Des machines, des tanks, des avions, des bateaux sont ravitaillés gracieusement
par les Saoud. De plus, lorsque les économies occidentales sont grippées, les
impérialistes peuvent compter sur la dynastie saoudienne pour acheter
d’importantes quantités d’armes aux marchands anglo- saxons. Les pétrodollars
des riches pays du Golfe alimentent ainsi généreusement l’activité du complexe
militaro-industriel qui occupe une place essentielle dans les économies
occidentales. C’est d’autant plus généreux que les armes achetées ne servent
pratiquement pas !
Les
pétrodollars du Golfe ont une autre fonction fort lucrative pour les Etats-Unis
et la Grande-Bretagne : ils sont réinvestis dans les institutions
financières anglo-saxonnes et permettent à Londres et New York de jouer un rôle
majeur dans ce domaine.
Un changement de régime en
Arabie saoudite aurait donc des conséquences importantes sur les Etats-Unis…
Si la
famille royale devait être renversée, une crise très importante éclaterait aux
Etats-Unis. La capacité militaire de ce pays serait très affaiblie sans le
pétrole saoudien. Un changement de régime en Arabie saoudite aurait aussi des
répercussions dans tout le Golfe et pourrait signifier la fin de la vente du
pétrole en dollars.
Jusqu’à
aujourd’hui, les pays producteurs, excepté l’Iran, vendaient leur or noir en
billets verts. Ils se trouvaient ainsi en possession d’importantes quantités de
dollars à réinvestir dans l’économie US. Si demain, ce pétrole est vendu dans
un panier de devises incluant des euros, des yuans ou des yens, la perte sera
énorme pour les Etats-Unis. Cela signera la fin de l’impérialisme US.

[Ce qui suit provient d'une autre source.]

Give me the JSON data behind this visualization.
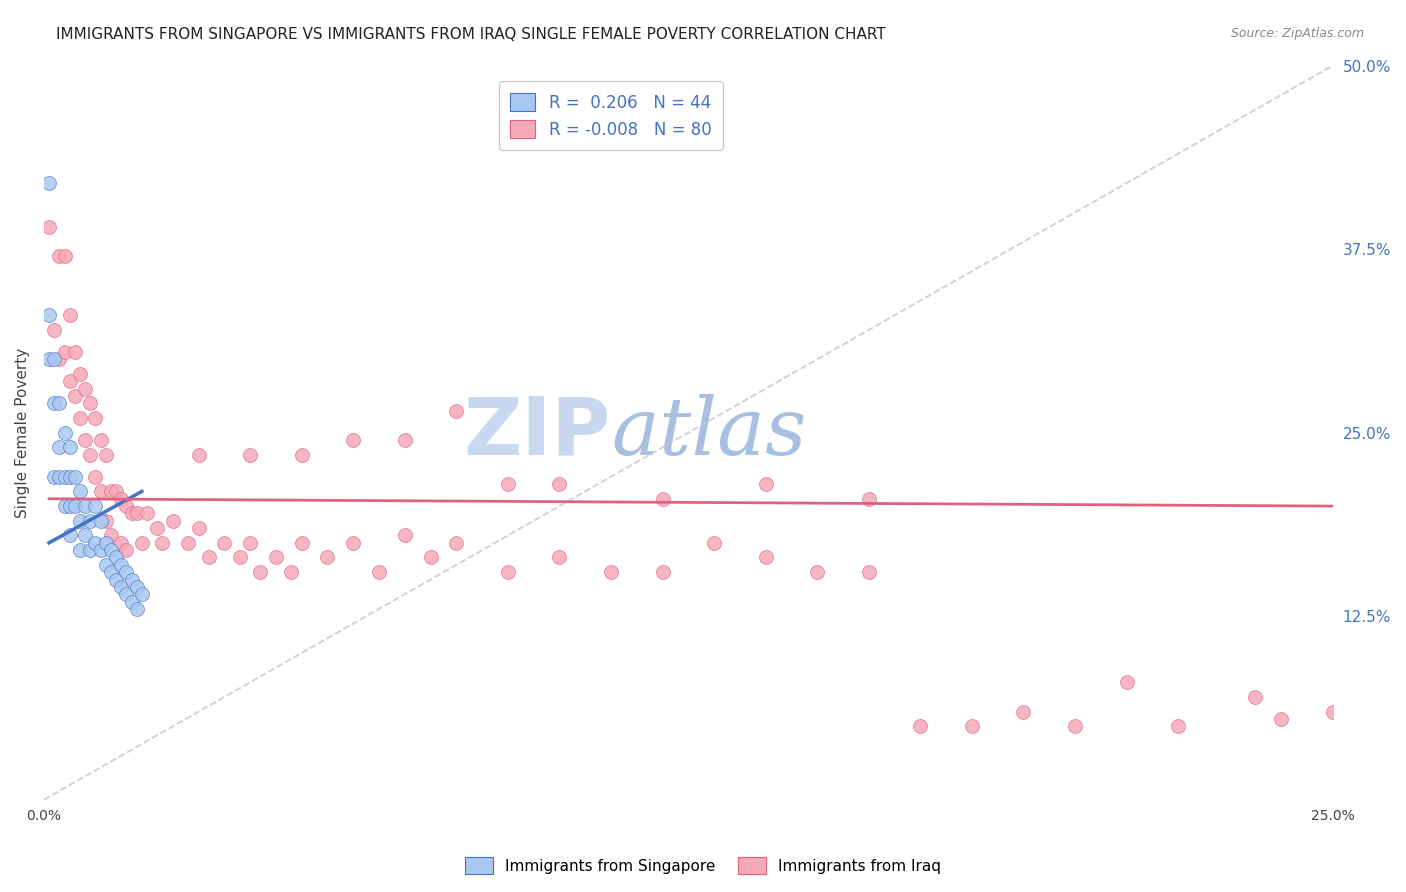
{
  "title": "IMMIGRANTS FROM SINGAPORE VS IMMIGRANTS FROM IRAQ SINGLE FEMALE POVERTY CORRELATION CHART",
  "source": "Source: ZipAtlas.com",
  "ylabel": "Single Female Poverty",
  "legend_singapore": "Immigrants from Singapore",
  "legend_iraq": "Immigrants from Iraq",
  "r_singapore": "0.206",
  "n_singapore": "44",
  "r_iraq": "-0.008",
  "n_iraq": "80",
  "color_singapore": "#a8c8f0",
  "color_iraq": "#f4a8b8",
  "color_singapore_line": "#4472c4",
  "color_iraq_line": "#e06080",
  "color_diag_line": "#c0c8d8",
  "xlim": [
    0.0,
    0.25
  ],
  "ylim": [
    0.0,
    0.5
  ],
  "singapore_x": [
    0.001,
    0.001,
    0.001,
    0.002,
    0.002,
    0.002,
    0.003,
    0.003,
    0.003,
    0.004,
    0.004,
    0.004,
    0.005,
    0.005,
    0.005,
    0.005,
    0.006,
    0.006,
    0.007,
    0.007,
    0.007,
    0.008,
    0.008,
    0.009,
    0.009,
    0.01,
    0.01,
    0.011,
    0.011,
    0.012,
    0.012,
    0.013,
    0.013,
    0.014,
    0.014,
    0.015,
    0.015,
    0.016,
    0.016,
    0.017,
    0.017,
    0.018,
    0.018,
    0.019
  ],
  "singapore_y": [
    0.42,
    0.33,
    0.3,
    0.3,
    0.27,
    0.22,
    0.27,
    0.24,
    0.22,
    0.25,
    0.22,
    0.2,
    0.24,
    0.22,
    0.2,
    0.18,
    0.22,
    0.2,
    0.21,
    0.19,
    0.17,
    0.2,
    0.18,
    0.19,
    0.17,
    0.2,
    0.175,
    0.19,
    0.17,
    0.175,
    0.16,
    0.17,
    0.155,
    0.165,
    0.15,
    0.16,
    0.145,
    0.155,
    0.14,
    0.15,
    0.135,
    0.145,
    0.13,
    0.14
  ],
  "iraq_x": [
    0.001,
    0.002,
    0.003,
    0.003,
    0.004,
    0.004,
    0.005,
    0.005,
    0.006,
    0.006,
    0.007,
    0.007,
    0.008,
    0.008,
    0.009,
    0.009,
    0.01,
    0.01,
    0.011,
    0.011,
    0.012,
    0.012,
    0.013,
    0.013,
    0.014,
    0.015,
    0.015,
    0.016,
    0.016,
    0.017,
    0.018,
    0.019,
    0.02,
    0.022,
    0.023,
    0.025,
    0.028,
    0.03,
    0.032,
    0.035,
    0.038,
    0.04,
    0.042,
    0.045,
    0.048,
    0.05,
    0.055,
    0.06,
    0.065,
    0.07,
    0.075,
    0.08,
    0.09,
    0.1,
    0.11,
    0.12,
    0.13,
    0.14,
    0.15,
    0.16,
    0.17,
    0.18,
    0.19,
    0.2,
    0.21,
    0.22,
    0.235,
    0.24,
    0.25,
    0.1,
    0.12,
    0.14,
    0.16,
    0.05,
    0.07,
    0.09,
    0.03,
    0.04,
    0.06,
    0.08
  ],
  "iraq_y": [
    0.39,
    0.32,
    0.37,
    0.3,
    0.37,
    0.305,
    0.33,
    0.285,
    0.305,
    0.275,
    0.29,
    0.26,
    0.28,
    0.245,
    0.27,
    0.235,
    0.26,
    0.22,
    0.245,
    0.21,
    0.235,
    0.19,
    0.21,
    0.18,
    0.21,
    0.205,
    0.175,
    0.2,
    0.17,
    0.195,
    0.195,
    0.175,
    0.195,
    0.185,
    0.175,
    0.19,
    0.175,
    0.185,
    0.165,
    0.175,
    0.165,
    0.175,
    0.155,
    0.165,
    0.155,
    0.175,
    0.165,
    0.175,
    0.155,
    0.18,
    0.165,
    0.175,
    0.155,
    0.165,
    0.155,
    0.155,
    0.175,
    0.165,
    0.155,
    0.155,
    0.05,
    0.05,
    0.06,
    0.05,
    0.08,
    0.05,
    0.07,
    0.055,
    0.06,
    0.215,
    0.205,
    0.215,
    0.205,
    0.235,
    0.245,
    0.215,
    0.235,
    0.235,
    0.245,
    0.265
  ],
  "sg_line_x": [
    0.001,
    0.019
  ],
  "sg_line_y": [
    0.175,
    0.21
  ],
  "iq_line_x": [
    0.001,
    0.25
  ],
  "iq_line_y": [
    0.205,
    0.2
  ],
  "background_color": "#ffffff",
  "grid_color": "#c8d4e8",
  "watermark_zip": "ZIP",
  "watermark_atlas": "atlas",
  "watermark_color_zip": "#c8d8f0",
  "watermark_color_atlas": "#a8c0e0"
}
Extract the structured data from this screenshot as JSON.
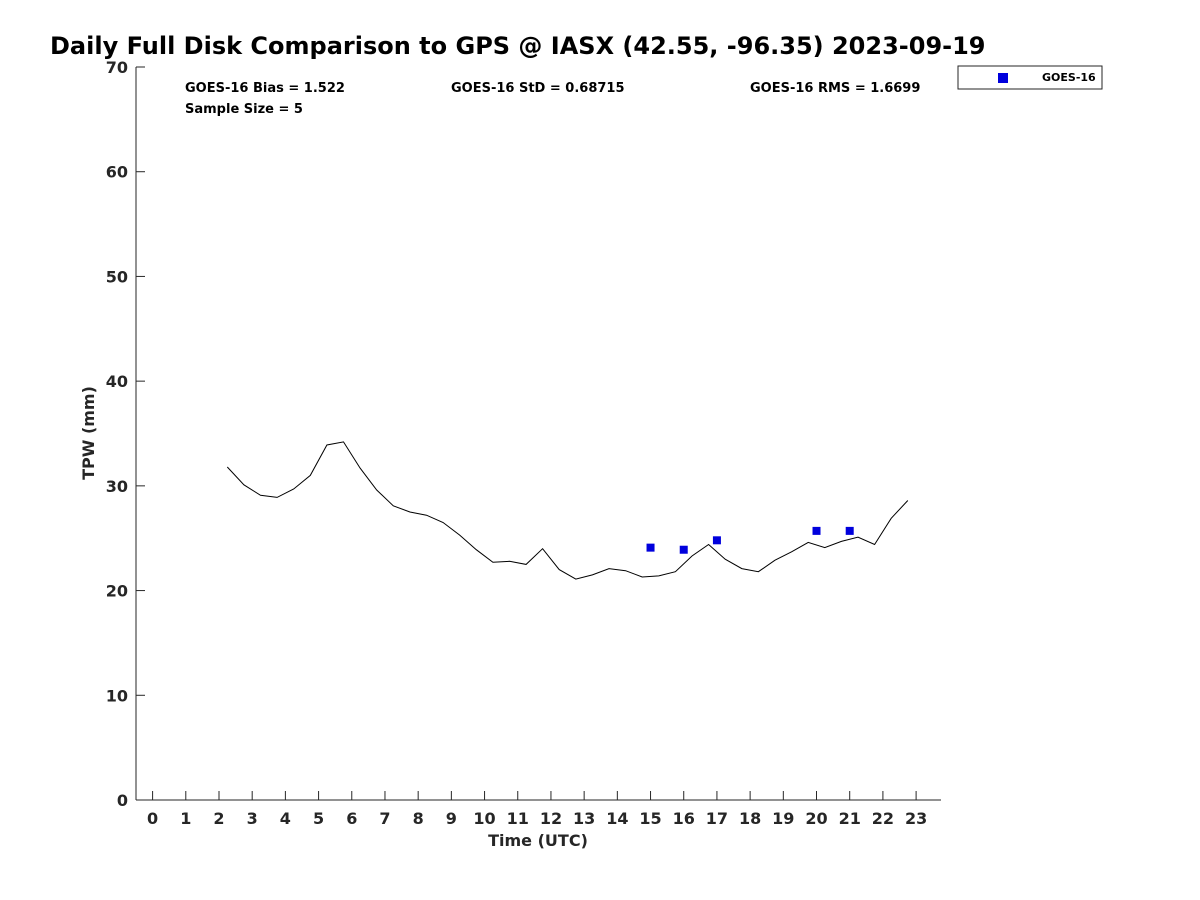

D’ailleurs, cette idée de panier de devises est à l’étude au sein de l’OPEP,
mais le pays qui s’oppose le plus à ce projet est l’Arabie saoudite. En
définitive, un éveil démocratique en Arabie saoudite et dans le Golfe serait
dangereux aussi bien pour le clan Saoud que pour Washington. Le régime arriéré
des premiers est un pilier essentiel de l’impérialisme US. Et le soutien du
second garantit le maintien au pouvoir de la famille royale. Des
bouleversements dans cet équilibre stratégique auraient des conséquences à
l’échelle mondiale.
* Mohamed Hassan est un spécialiste de la géopolitique et du monde arabe. Né à Addis Abeba (Ethiopie), il a participé aux mouvements d’étudiants dans la cadre de la révolution socialiste de 1974 dans son pays. Il a étudié les sciences politiques en Egypte avant de se spécialiser dans l’administration publique à Bruxelles. Diplomate pour son pays d’origine dans les années 90, il a travaillé à Washington, Pékin et Bruxelles. Co-auteur de L’Irak sous l’occupation (EPO, 2003), il a aussi participé à des ouvrages sur le nationalisme arabe et les mouvements islamiques, et sur le nationalisme flamand. C’est un des meilleurs connaisseurs contemporains du monde arabe et musulman.